Perl Weekly Challenge 115: Largest Chain 05 June 2021

I’ve been doing the Perl Weekly Challenges. The latest involved chained strings and number construction. (Note that this is open until 6 June 2021.)

TASK #1 › String Chain

You are given an array of strings.

Write a script to find out if the given strings can be chained to form a circle. Print 1 if found otherwise 0.

A string $S can be put before another string $T in circle if the last character of $S is same as first character of $T.

In other words, can you by changing the order of the strings arrange them so that for each adjacent pair the last character of the first is the first character of the next – with a wrap round at the end?

This isn't really a part 1 question, because of two extra cases that make it distinctly less trivial:

  • There might be two separate cycles (e.g. abc dea fgh hif), so merely counting and matching string starts and ends won't work.
  • There might be one cycle but multiple ways of assembling the sequence (e.g. abc cgd dec cfa), of which only some are valid – so using a simple hash table that maps starts to ends won't work.

So one approach would be to permute and filter the strings, but I've done permutation searches, so I thought I'd try something a bit more specific to this particular problem.

sub sc {
  my @n=@_;

I ended up building two structures: m is a list of final characters of strings (same index numbers as the strings themselves), and i is a hash (keyed on first characters) of lists of indices of strings starting with those characters. So in the first test case (abc dea cd), m is [c,a,d], and i is {a => [0], d => [1], c => [2]}.

  my @m;
  my %i;
  foreach my $t (@n) {
    push @m,substr($t,-1,1);
    push @{$i{substr($t,0,1)}},$#m;
  }

chain is the search path, containing a list of lists of indices.

  my @chain=([0]);

Each time I look at extending the path, I pull the last entry off the chain (we don't care whether we're depth-first or breadth-first here), then construct a list of valid indices that might extend it – i.e. all the indices that it doesn't already use. If there are none left, we have used each element once.

  while (@chain) {
    my $stub=pop @chain;
    my %v=map {$_ => 1} (0..$#n);
    map {delete $v{$_}} @{$stub};

If there are any valid extensions, see if any of them matches the last character of the current path, and continue.

    if (%v) {
      if (exists $i{$m[$stub->[-1]]}) {
        my @x=grep {exists $v{$_}} @{$i{$m[$stub->[-1]]}};
        foreach my $x (@x) {
          push @chain,[@{$stub},$x];
        }
      }

Otherwise we might have an actual solution. We've used all the pieces; did we get back to where we started? (This was a bug in my original code.)

    } else {
      if (exists $i{$m[$stub->[-1]]} && $i{$m[$stub->[-1]]}[0]==0) {
        return 1;
      }
    }
  }
  return 0;
}

Not much to see in the other languages, except that they have sets (hashes that just have keys, not values), which I use for v.

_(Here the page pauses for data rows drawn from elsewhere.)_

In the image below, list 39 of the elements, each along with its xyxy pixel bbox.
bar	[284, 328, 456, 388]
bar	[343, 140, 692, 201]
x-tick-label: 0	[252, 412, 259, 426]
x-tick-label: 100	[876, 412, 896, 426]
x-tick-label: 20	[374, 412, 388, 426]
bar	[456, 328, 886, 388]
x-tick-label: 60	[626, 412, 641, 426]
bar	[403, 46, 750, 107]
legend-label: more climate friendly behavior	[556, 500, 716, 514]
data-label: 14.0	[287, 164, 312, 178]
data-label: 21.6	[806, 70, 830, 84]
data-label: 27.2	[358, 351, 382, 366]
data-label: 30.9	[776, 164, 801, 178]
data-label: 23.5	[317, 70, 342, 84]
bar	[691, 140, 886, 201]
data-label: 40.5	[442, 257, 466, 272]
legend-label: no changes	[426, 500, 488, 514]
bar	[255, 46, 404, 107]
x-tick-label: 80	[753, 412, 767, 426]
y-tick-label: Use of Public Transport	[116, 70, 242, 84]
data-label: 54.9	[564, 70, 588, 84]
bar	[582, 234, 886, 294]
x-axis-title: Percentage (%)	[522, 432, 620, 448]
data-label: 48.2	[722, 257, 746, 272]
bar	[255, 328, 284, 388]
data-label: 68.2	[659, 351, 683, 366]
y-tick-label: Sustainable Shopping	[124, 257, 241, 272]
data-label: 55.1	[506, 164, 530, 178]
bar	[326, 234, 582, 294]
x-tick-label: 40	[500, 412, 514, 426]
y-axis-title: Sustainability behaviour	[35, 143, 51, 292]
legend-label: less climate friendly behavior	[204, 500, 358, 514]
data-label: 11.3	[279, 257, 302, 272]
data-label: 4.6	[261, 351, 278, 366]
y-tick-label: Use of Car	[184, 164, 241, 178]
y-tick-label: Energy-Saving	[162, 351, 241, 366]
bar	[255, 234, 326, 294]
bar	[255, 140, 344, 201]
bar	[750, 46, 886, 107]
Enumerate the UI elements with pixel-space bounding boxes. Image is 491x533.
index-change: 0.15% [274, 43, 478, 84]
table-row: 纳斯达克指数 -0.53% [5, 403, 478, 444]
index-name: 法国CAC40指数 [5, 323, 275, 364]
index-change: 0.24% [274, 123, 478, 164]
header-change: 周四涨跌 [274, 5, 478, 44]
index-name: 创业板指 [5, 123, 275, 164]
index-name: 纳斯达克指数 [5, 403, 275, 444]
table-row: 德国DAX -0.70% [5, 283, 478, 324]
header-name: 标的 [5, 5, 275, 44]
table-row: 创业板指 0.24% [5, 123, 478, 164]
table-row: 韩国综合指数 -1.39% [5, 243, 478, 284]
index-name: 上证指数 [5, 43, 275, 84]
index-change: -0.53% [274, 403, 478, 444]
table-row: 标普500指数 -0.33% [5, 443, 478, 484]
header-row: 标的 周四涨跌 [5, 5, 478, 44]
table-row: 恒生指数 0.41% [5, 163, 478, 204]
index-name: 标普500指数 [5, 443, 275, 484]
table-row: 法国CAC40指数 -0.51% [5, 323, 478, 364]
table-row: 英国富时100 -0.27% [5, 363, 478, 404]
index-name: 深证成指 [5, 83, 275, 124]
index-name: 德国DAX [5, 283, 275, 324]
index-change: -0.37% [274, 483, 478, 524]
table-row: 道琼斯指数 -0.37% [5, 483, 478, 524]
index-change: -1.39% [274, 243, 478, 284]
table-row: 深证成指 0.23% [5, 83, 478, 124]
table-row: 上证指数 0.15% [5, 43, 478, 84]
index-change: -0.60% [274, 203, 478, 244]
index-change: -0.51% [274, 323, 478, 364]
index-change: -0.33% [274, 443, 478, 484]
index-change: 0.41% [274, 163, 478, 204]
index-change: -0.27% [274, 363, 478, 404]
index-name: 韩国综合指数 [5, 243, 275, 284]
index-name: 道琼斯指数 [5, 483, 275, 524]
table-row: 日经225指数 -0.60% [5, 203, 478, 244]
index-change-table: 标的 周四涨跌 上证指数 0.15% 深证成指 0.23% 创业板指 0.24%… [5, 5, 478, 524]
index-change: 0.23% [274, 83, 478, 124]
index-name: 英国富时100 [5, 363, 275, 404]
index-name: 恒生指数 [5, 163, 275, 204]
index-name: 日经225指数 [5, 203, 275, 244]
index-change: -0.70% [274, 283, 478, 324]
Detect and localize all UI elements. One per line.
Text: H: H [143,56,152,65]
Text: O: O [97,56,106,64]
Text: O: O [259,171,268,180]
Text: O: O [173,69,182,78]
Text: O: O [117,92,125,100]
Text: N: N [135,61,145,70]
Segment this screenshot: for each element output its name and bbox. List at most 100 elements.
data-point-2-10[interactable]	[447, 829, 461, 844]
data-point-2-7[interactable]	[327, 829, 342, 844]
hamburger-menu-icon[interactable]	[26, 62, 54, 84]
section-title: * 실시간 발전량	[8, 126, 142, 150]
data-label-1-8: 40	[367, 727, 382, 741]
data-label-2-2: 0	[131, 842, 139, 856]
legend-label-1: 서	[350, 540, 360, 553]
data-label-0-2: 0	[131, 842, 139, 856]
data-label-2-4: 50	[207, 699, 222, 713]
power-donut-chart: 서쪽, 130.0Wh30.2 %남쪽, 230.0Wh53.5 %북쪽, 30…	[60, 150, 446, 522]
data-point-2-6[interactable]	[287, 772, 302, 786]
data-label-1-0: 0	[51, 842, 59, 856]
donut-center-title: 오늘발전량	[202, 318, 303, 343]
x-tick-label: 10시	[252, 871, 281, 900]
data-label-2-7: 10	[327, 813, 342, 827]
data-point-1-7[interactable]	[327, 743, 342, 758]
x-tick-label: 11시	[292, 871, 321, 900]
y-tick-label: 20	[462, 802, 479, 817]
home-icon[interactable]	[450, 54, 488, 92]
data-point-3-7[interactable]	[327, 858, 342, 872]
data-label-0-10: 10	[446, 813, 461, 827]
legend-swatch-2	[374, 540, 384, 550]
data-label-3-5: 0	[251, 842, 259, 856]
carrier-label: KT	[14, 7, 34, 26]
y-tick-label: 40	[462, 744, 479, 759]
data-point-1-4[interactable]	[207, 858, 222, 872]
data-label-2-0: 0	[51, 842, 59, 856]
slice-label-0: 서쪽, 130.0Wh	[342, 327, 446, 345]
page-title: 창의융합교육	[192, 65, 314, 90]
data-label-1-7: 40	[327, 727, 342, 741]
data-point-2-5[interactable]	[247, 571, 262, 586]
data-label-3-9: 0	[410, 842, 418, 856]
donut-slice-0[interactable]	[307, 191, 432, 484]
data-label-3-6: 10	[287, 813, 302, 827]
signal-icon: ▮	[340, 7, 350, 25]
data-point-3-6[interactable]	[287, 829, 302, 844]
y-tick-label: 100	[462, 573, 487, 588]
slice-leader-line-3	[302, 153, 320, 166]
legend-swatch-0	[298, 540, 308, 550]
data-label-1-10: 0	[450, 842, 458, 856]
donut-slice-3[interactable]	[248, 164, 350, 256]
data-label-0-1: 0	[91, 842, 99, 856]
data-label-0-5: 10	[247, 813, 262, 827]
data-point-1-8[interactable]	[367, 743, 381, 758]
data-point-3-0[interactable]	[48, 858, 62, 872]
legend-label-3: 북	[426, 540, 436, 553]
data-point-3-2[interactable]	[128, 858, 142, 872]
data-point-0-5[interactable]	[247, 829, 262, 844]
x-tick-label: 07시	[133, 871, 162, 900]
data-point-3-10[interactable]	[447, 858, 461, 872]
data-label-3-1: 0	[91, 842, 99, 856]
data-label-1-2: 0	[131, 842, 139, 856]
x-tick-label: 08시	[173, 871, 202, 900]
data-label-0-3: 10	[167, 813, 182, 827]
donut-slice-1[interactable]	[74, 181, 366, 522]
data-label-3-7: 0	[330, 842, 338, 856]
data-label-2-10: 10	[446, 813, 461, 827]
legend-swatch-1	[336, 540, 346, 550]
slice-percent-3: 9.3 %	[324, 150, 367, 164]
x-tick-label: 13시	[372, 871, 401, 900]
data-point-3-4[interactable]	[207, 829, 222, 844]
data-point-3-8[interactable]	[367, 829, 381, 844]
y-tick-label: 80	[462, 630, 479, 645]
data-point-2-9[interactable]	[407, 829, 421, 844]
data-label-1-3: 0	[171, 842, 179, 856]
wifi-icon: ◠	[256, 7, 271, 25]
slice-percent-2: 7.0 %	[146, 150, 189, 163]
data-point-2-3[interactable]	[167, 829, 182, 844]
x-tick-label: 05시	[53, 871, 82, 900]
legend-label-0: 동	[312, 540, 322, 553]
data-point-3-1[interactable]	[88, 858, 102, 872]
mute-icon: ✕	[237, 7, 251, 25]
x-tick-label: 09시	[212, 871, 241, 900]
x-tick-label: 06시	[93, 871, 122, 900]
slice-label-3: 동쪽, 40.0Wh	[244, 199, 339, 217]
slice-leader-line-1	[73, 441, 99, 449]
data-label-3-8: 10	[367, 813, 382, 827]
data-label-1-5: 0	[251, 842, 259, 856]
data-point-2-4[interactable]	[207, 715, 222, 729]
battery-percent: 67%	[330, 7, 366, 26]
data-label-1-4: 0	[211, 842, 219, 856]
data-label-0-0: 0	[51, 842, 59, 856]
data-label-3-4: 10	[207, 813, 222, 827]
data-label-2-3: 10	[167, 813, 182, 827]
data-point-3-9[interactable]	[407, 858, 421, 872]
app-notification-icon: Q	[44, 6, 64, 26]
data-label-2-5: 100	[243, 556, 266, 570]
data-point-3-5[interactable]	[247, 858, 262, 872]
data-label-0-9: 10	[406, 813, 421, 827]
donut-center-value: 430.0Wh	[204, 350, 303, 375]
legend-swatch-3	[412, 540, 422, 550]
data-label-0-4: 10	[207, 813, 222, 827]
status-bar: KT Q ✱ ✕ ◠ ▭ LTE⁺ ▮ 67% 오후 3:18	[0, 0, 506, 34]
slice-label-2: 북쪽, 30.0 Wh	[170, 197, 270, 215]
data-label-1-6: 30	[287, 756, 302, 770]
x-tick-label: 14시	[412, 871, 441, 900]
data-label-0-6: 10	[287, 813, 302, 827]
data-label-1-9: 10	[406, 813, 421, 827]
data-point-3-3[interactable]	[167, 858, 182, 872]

TASK #2 › Largest Multiple

You are given a list of positive integers (0-9), single digit.

Write a script to find the largest multiple of 2 that can be formed from the list.

Well, there's a simple optimisation here that beats brute force (a bit like last week's part 2): put the lowest even character at the right-hand end of the string to make the result even, and sort the rest into descending order.

Only one extra test case this time: what if no even number can be constructed at all? (I choose to return 0.)

List::MoreUtils has firstidx to do this in one operation in Perl, but that's not a core module; in the other languages I was able to extract both index and value in a single operation. Overall this turned out to be rather less work than part 1 was, in fact. Raku:

sub lm(**@n) {
  my @o=sort @n;
  my ($i,$t)=@o.first({$_ % 2 == 0}, :kv);
  unless (defined $i) {
    return 0;
  }
  splice @o,$i,1;
  @o=reverse @o;
  push @o,$t;
  return join('',@o);
}

The other languages work similarly, with more or less complication (especially if they don't have an equivalent of splice and you have to build up the output piece by piece).

Full code on github.


  1. Posted by RogerBW at 10:58am on 08 June 2021

    An interpretation I didn't spot for part 1 was that you might be allowed to make a cycle with fewer than all the strings. Treating this as a directed graph problem is probably a more efficient approach than mine, and there was a wide range of interesting approaches.

    For part 2, almost everyone took the same basic approach: sort the digits descending, extract the lowest even one from the list and put it on the end. (A couple of exceptions: generate all permutations, filter for even, take highest.)